Lycopersicon esculentum

Tomatoes are the most grown vegetable of them all in the home garden.  They are easy plants to grow, and provide good yields for the amount of space they use.  They are rich in many beneficial substances, and as such, make a good addition to the healthful garden (See Medicinal Properties Below)

Most tomato plants will survive and produce fruit even in sub-standard soils and conditions, but to achieve the biggest fruits and best health for the plants, careful soil preparation is a must.  Dig the bed and add compost, and manure, before sowing the seed or planting the seedlings, and you will be rewarded with a bumper crop of good-looking and good tasting fruits.
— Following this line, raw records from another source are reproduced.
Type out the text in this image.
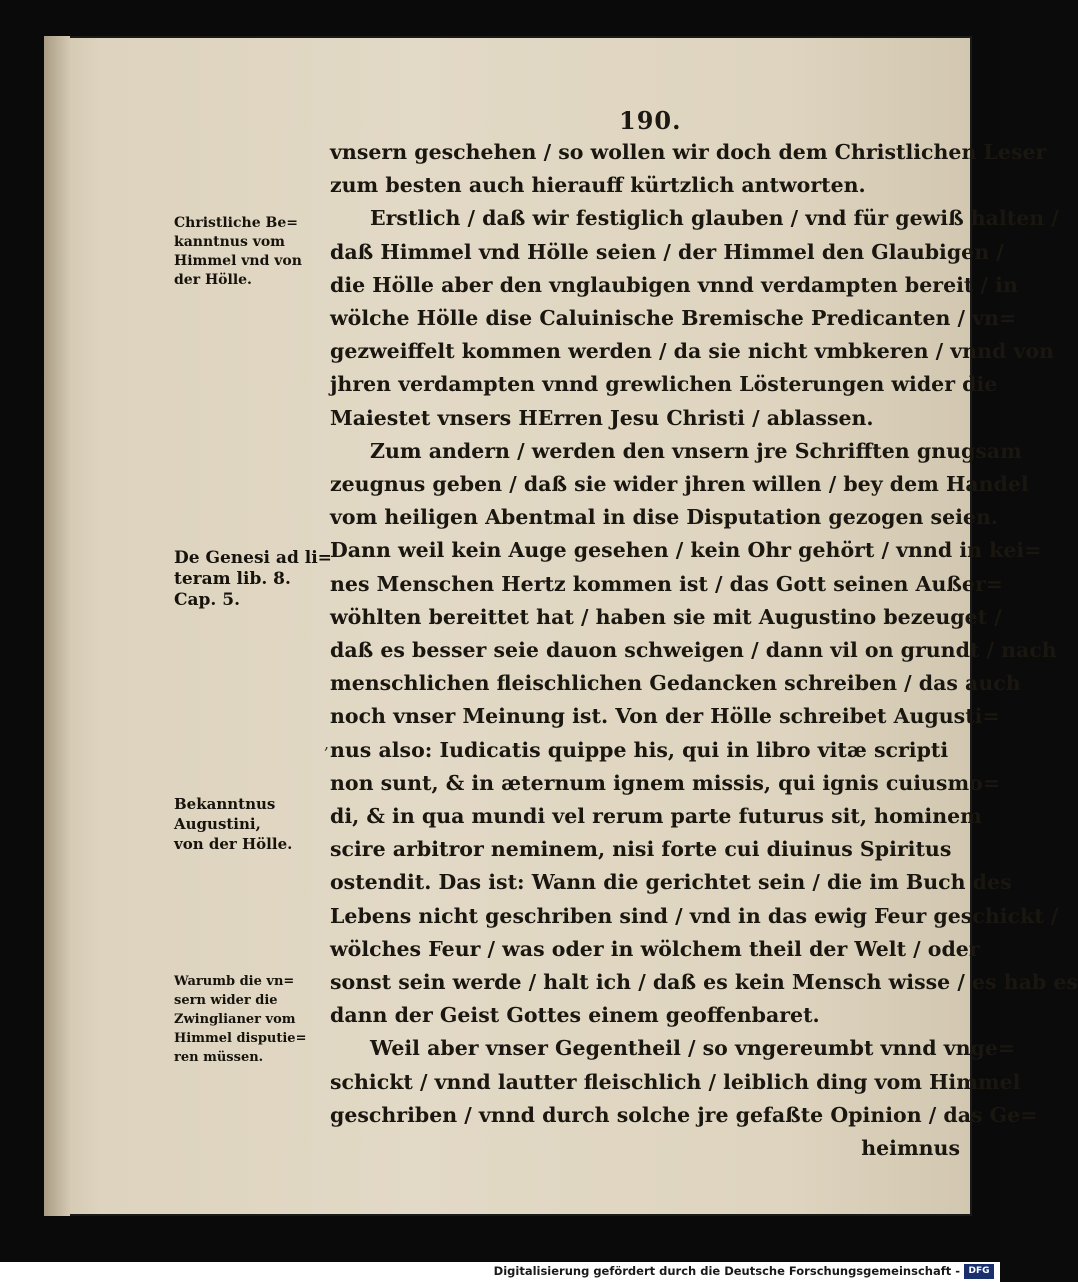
190.
vnsern geschehen / so wollen wir doch dem Christlichen Leser
zum besten auch hierauff kürtzlich antworten.
Erstlich / daß wir festiglich glauben / vnd für gewiß halten /
daß Himmel vnd Hölle seien / der Himmel den Glaubigen /
die Hölle aber den vnglaubigen vnnd verdampten bereit / in
wölche Hölle dise Caluinische Bremische Predicanten / vn=
gezweiffelt kommen werden / da sie nicht vmbkeren / vnnd von
jhren verdampten vnnd grewlichen Lösterungen wider die
Maiestet vnsers HErren Jesu Christi / ablassen.
Zum andern / werden den vnsern jre Schrifften gnugsam
zeugnus geben / daß sie wider jhren willen / bey dem Handel
vom heiligen Abentmal in dise Disputation gezogen seien.
Dann weil kein Auge gesehen / kein Ohr gehört / vnnd in kei=
nes Menschen Hertz kommen ist / das Gott seinen Außer=
wöhlten bereittet hat / haben sie mit Augustino bezeuget /
daß es besser seie dauon schweigen / dann vil on grundt / nach
menschlichen fleischlichen Gedancken schreiben / das auch
noch vnser Meinung ist. Von der Hölle schreibet Augusti=
nus also: Iudicatis quippe his, qui in libro vitæ scripti
non sunt, & in æternum ignem missis, qui ignis cuiusmo=
di, & in qua mundi vel rerum parte futurus sit, hominem
scire arbitror neminem, nisi forte cui diuinus Spiritus
ostendit. Das ist: Wann die gerichtet sein / die im Buch des
Lebens nicht geschriben sind / vnd in das ewig Feur geschickt /
wölches Feur / was oder in wölchem theil der Welt / oder
sonst sein werde / halt ich / daß es kein Mensch wisse / es hab es
dann der Geist Gottes einem geoffenbaret.
Weil aber vnser Gegentheil / so vngereumbt vnnd vnge=
schickt / vnnd lautter fleischlich / leiblich ding vom Himmel
geschriben / vnnd durch solche jre gefaßte Opinion / das Ge=
heimnus
Christliche Be=
kanntnus vom
Himmel vnd von
der Hölle.
De Genesi ad li=
teram lib. 8.
Cap. 5.
,
Bekanntnus
Augustini,
von der Hölle.
Warumb die vn=
sern wider die
Zwinglianer vom
Himmel disputie=
ren müssen.
Digitalisierung gefördert durch die Deutsche Forschungsgemeinschaft - DFG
Most tomatoes require a long growing season, so start seeds in flats eight weeks before the last frost date.  Alternatively you can just buy seedlings from a local source, but be sure to plant them after the last frost.  Choose healthy-looking plants with strong stems and green leaves.  If a surprise frost does come along after they are in the ground, use a cover of some sort to protect them.

Common problems with growing tomatoes include split skins (due to uneven watering - a good soil should help here), and skin imperfections (due to temperature variations).  Try to protect the plants from excessive wind and heat if possible.  Skin imperfections do not affect the taste of the tomato.
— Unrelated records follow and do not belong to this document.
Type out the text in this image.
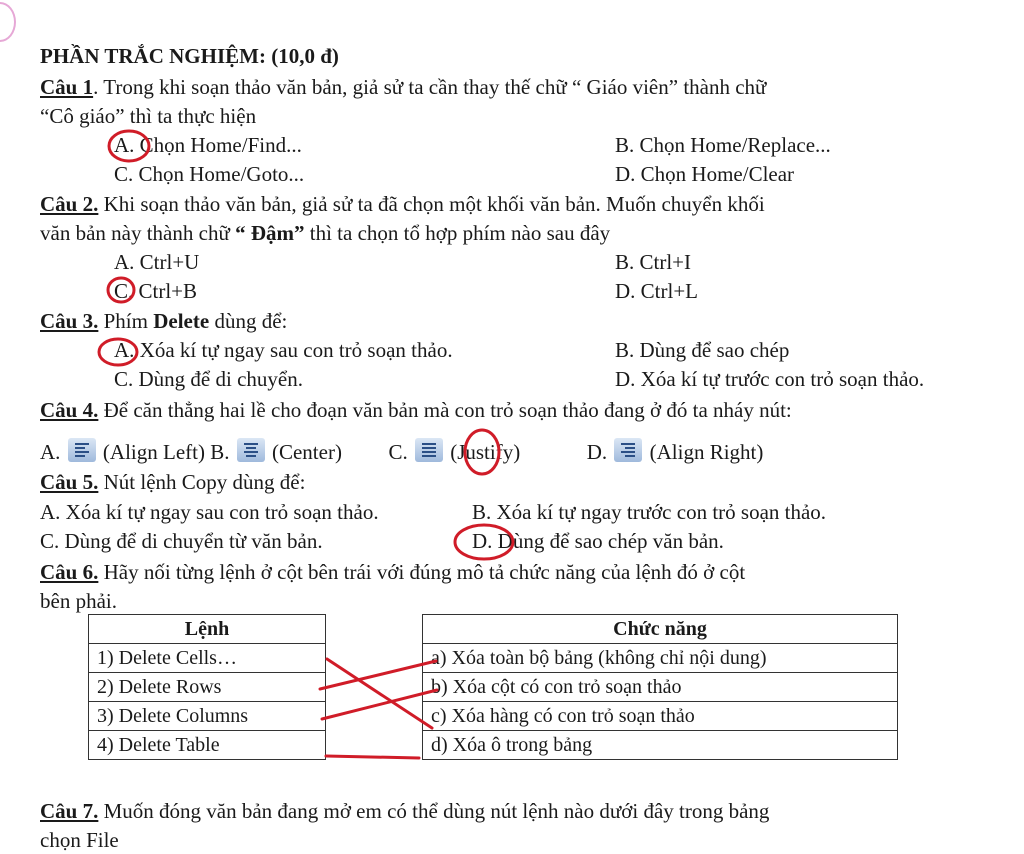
PHẦN TRẮC NGHIỆM: (10,0 đ)
Câu 1. Trong khi soạn thảo văn bản, giả sử ta cần thay thế chữ “ Giáo viên” thành chữ
“Cô giáo” thì ta thực hiện
A. Chọn Home/Find...	B. Chọn Home/Replace...
C. Chọn Home/Goto...	D. Chọn Home/Clear
Câu 2. Khi soạn thảo văn bản, giả sử ta đã chọn một khối văn bản. Muốn chuyển khối
văn bản này thành chữ “ Đậm” thì ta chọn tổ hợp phím nào sau đây
A. Ctrl+U	B. Ctrl+I
C. Ctrl+B	D. Ctrl+L
Câu 3. Phím Delete dùng để:
A. Xóa kí tự ngay sau con trỏ soạn thảo.	B. Dùng để sao chép
C. Dùng để di chuyển.	D. Xóa kí tự trước con trỏ soạn thảo.
Câu 4. Để căn thẳng hai lề cho đoạn văn bản mà con trỏ soạn thảo đang ở đó ta nháy nút:
A. (Align Left) B. (Center) C. (Justify)	D. (Align Right)
Câu 5. Nút lệnh Copy dùng để:
A. Xóa kí tự ngay sau con trỏ soạn thảo.	B. Xóa kí tự ngay trước con trỏ soạn thảo.
C. Dùng để di chuyển từ văn bản.	D. Dùng để sao chép văn bản.
Câu 6. Hãy nối từng lệnh ở cột bên trái với đúng mô tả chức năng của lệnh đó ở cột
bên phải.
Lệnh
1) Delete Cells…
2) Delete Rows
3) Delete Columns
4) Delete Table
Chức năng
a) Xóa toàn bộ bảng (không chỉ nội dung)
b) Xóa cột có con trỏ soạn thảo
c) Xóa hàng có con trỏ soạn thảo
d) Xóa ô trong bảng
Câu 7. Muốn đóng văn bản đang mở em có thể dùng nút lệnh nào dưới đây trong bảng
chọn File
Other tomato problems include blossom end rot, where the bottom of the fruit turns brown and leathery.  This is caused by moisture fluctuation and calcium deficiencies (back to good soil). Blight is another common problem, where the leaves turn brown and the stems turn black. This happens during unusually wet summers or can be caused by planting the plants in the same place for consecutive years.  Do rotate your crops yearly.  Holes in the fruit may indicate tomato hornworms. - these are huge caterpillars with voracious appetites that can devour a plant very quickly.  Hand pick these and move them far away if you find them.

For the best taste, ripen tomatoes on the vine.  When ready, they will pull easily from the vine.  Ripen green tomatoes at the end of the season by putting them next to bananas or apples, which contain properties that will help the tomato to turn red more quickly.

Medicinal Properties:  Tomatoes contain calcium and vitamin C, to name just two of their beneficial properties.  A study done recently found that people in Northern Italy who ate 7 or more servings of raw tomato per week had up to 60% less chance of developing colon, rectal, or stomach cancers compared to individuals who ate two servings or less.  There are also indications that tomatoes may play a role in prevention of heart disease, high cholesterol, and fatty deposits in the arteries, and that as little as two glasses of tomato juice per day can be very beneficial in preventing these problems.